Say Goodbye to Wilting Flowers This Summer

Have you seen one too many brown petals on your flowers this summer? Wilted flowers and plants are not uncommon and can be discouraging, especially after months of prep and care. Multiple factors can contribute to wilting plants ' including soil composition, pests, lack of water and disease; however, there are a few steps you can take to help them perk up and bring liveliness back into your garden.  

 

 

Put those extra plastic grocery bags to work

A surefire way to keep your potted flowers vibrant this summer is to provide them with adequate moisture; but, be cautious not to drown or overwater your plants in water. For container plants, put soil in a plastic bag within the pot. Poking a few holes in the plastic bag will allow drainage, but helps the plant retain more moisture.

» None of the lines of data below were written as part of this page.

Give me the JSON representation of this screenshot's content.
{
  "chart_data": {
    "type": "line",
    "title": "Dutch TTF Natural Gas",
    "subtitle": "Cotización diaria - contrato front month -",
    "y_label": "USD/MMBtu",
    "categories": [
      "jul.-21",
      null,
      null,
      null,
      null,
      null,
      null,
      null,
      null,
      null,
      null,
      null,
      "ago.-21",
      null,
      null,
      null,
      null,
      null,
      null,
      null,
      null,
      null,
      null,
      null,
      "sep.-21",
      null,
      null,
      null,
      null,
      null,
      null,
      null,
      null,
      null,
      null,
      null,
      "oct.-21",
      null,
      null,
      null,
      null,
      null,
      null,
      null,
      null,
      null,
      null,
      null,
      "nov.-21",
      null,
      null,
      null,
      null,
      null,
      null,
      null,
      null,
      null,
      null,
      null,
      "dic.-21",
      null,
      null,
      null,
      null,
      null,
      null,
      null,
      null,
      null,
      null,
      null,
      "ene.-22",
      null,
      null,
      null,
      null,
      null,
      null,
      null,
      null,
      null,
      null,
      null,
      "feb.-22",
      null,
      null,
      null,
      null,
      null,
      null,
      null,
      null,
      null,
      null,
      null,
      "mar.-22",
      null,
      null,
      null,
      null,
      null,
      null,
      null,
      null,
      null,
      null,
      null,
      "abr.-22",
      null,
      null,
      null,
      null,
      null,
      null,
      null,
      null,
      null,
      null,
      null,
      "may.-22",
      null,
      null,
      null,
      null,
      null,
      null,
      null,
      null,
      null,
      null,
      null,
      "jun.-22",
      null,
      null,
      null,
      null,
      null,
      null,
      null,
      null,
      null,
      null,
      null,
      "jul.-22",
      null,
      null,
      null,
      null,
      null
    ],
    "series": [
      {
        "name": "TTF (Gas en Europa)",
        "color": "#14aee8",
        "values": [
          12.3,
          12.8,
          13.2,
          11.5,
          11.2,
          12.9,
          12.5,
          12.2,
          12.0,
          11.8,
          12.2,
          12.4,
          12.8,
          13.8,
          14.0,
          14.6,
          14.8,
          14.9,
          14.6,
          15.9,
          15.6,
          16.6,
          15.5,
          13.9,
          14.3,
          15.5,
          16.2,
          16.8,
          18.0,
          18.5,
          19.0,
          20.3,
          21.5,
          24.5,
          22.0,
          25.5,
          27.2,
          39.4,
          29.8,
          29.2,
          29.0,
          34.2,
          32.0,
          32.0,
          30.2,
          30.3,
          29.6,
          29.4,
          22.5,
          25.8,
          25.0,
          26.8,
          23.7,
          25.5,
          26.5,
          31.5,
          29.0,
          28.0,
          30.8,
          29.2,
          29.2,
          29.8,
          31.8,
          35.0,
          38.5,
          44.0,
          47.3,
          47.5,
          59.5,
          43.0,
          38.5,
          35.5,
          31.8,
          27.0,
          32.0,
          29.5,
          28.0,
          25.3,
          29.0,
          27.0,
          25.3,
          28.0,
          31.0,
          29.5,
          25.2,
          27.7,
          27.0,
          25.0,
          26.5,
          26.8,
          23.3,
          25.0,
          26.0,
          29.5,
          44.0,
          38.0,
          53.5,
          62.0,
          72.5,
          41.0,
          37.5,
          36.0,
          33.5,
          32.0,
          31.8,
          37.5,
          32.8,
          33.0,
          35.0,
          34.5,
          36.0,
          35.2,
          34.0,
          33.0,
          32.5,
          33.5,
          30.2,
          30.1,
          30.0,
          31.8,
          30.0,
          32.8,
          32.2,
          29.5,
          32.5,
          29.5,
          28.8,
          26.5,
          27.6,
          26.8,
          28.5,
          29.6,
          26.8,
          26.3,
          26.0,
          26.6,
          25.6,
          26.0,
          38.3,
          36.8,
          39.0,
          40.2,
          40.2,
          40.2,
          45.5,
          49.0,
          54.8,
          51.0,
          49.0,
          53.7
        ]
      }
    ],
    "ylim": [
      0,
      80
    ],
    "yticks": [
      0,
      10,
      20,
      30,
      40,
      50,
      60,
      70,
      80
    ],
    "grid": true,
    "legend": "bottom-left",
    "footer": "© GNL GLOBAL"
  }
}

However, stay away from using plastic grocery bags for in-ground plants, as toxins from the plastic could seep into your yard. 

Wake up early

It's recommended to water plants in the morning rather than during the heat of the day, as a cool morning provides the perfect opportunity for water to trickle down into plants' roots for proper absorption. If you water plants during peak sun hours, water may evaporate too quickly under direct sunlight, leaving your plants thirsty and malnourished.

Leave space for growth

Plants living too close to one another can create competition for water. Most nursery-grown plants include planting directions on the label to offer guidance on the appropriate distance to place plants. If such details are not available, it's recommended to plant small perennials 6-12 inches apart and larger 2- to 3-foot-tall perennials 12-18 inches apart as general measure. For anything taller than 3 feet, it's best to plant 18-36 inches apart. You can always contact your local nursery for more concrete direction, if needed. 

Utilize old newspapers

When pulling weeds from your flower bed, apply 2-3 inches of mulch to help trap moisture in the soil. To further protect your flower beds from moisture-stealing weeds, apply a layer of newspaper underneath mulch. Newspaper is nontoxic and will decompose into the soil, aiding to ward off weeds and helping to keep your beds full of moisture.